UPC dividend yield: 4.00%. DGRO dividend yield: 2.19%. UPC is a dividend-paying stock. Use this calculator to estimate your future dividend income, DRIP compounding returns, and passive income potential from investing in UPC shares. DGRO focuses on US companies with a history of growing dividends, screening for payout ratio sustainability. With 500+ holdings and ultra-low 0.08% expense ratio, it offers broad diversification among dividend growers. One of BlackRock's most popular ETFs for long-term dividend growth investors.
UPC is a dividend-paying stock. Use this calculator to estimate your future dividend income, DRIP compounding returns, and passive income potential from investing in UPC shares.

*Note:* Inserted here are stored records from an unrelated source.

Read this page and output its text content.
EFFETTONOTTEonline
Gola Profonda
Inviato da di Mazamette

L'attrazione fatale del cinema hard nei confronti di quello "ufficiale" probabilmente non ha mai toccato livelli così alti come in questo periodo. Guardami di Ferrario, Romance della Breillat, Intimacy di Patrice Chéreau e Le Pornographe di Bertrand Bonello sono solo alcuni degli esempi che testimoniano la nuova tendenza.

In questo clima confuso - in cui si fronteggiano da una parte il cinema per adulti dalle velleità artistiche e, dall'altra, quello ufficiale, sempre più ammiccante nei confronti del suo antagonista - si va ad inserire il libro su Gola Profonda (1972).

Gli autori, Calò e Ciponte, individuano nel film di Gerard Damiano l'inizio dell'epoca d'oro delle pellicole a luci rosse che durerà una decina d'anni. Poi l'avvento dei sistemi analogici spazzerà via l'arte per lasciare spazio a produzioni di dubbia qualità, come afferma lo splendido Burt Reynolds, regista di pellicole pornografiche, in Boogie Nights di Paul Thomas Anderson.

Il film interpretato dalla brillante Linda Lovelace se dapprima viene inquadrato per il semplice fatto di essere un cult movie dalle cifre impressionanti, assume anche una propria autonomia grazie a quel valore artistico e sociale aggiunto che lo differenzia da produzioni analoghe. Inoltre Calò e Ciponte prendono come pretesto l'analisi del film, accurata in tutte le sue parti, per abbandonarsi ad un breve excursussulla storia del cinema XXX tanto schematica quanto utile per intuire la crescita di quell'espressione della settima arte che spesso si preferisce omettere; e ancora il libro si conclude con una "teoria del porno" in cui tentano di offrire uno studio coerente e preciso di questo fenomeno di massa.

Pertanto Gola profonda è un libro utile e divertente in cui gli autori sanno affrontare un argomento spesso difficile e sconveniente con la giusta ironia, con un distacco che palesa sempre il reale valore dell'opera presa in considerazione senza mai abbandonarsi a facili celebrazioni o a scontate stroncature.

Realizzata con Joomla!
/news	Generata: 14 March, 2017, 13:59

DGRO focuses on US companies with a history of growing dividends, screening for payout ratio sustainability. With 500+ holdings and ultra-low 0.08% expense ratio, it offers broad diversification among dividend growers. One of BlackRock's most popular ETFs for long-term dividend growth investors.
Is UPC or DGRO better for dividend income in 2026?
UPC currently offers a 4.00% yield (2.00/share/year) while DGRO offers 2.19% (1.28/share/year). UPC provides higher current income. However, DGRO has grown its dividend faster (9.5% 5Y CAGR), which may lead to better long-term income through compounding.
How much would $10,000 in UPC vs DGRO earn per year?
With $10,000 invested today: UPC pays approximately $400/year. DGRO pays approximately $219/year. With DRIP reinvestment over 10 years, these grow to $899/year (UPC) and $653/year (DGRO).
Does UPC or DGRO pay monthly dividends?
UPC pays quarterly dividends. DGRO pays quarterly dividends. Neither pay monthly — both use a quarterly schedule, which is preferred by investors who need regular cash flow.